Das niederländische Kaufhaus De Bijenkorf hat Kunden vor einem möglichen Datenschutzvorfall bei einem externen Logistikpartner gewarnt.
Ein unbefugter Dritter verschaffte sich Zugang zu Teilen der IT-Umgebung des Logistikpartners, in der kundenbezogene Bestellinformationen verarbeitet wurden. Das Kaufhaus erklärte, dass ein externes Cybersicherheitsunternehmen derzeit Ursache, Umfang und Auswirkungen des Vorfalls untersucht.
De Bijenkorf betonte, dass es keine Hinweise darauf gebe, dass die eigenen Systeme betroffen seien. Allerdings könnten einige Kundendaten offengelegt worden sein. Deshalb fordert das Unternehmen seine Kunden auf, besonders wachsam gegenüber Phishing-Versuchen und anderen Betrugsmaschen zu sein.
Kunden- und Bestelldaten könnten betroffen sein
Erste Untersuchungsergebnisse deuten darauf hin, dass Angreifer möglicherweise auf personenbezogene Daten einer bislang unbekannten Zahl von De-Bijenkorf-Kunden zugegriffen haben.
Zu den möglicherweise betroffenen Informationen gehören:
- Namen
- Postanschriften
- E-Mail-Adressen
- Telefonnummern
- Bestellhistorien
- Namen von Geschäftskunden und Umsatzsteuer-Identifikationsnummern
Das Unternehmen betonte, dass keine Kreditkartendaten, Bankkontonummern, Benutzernamen oder Passwörter gestohlen wurden.
Dadurch wird das unmittelbare Risiko von Kontoübernahmen und direktem Zahlungsbetrug reduziert.
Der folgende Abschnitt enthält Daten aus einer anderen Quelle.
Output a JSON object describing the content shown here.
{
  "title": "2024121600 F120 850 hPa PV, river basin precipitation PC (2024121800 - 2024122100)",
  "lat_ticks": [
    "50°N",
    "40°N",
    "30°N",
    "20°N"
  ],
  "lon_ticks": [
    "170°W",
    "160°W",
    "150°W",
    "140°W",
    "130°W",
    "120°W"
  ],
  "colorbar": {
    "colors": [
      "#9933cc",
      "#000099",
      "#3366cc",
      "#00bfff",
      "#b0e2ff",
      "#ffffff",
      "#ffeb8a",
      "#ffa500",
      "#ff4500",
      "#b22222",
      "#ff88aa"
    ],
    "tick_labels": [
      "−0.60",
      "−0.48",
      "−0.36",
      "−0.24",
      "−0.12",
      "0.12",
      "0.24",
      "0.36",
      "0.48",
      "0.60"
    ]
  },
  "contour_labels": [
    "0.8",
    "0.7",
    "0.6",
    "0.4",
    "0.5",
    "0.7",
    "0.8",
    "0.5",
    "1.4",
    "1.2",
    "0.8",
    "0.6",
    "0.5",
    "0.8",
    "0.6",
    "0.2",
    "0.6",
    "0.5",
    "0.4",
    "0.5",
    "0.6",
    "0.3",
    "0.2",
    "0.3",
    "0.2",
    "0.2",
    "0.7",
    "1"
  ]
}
Kontakt- und Bestelldaten können Betrügern jedoch weiterhin dabei helfen, besonders glaubwürdige Phishing-Nachrichten zu erstellen.
Kaufhaus warnt vor Phishing-Risiken
Der Datenschutzvorfall bei De Bijenkorf könnte Cyberkriminellen genügend persönliche Informationen liefern, um sich als De Bijenkorf, Paketdienst oder Kundendienst auszugeben.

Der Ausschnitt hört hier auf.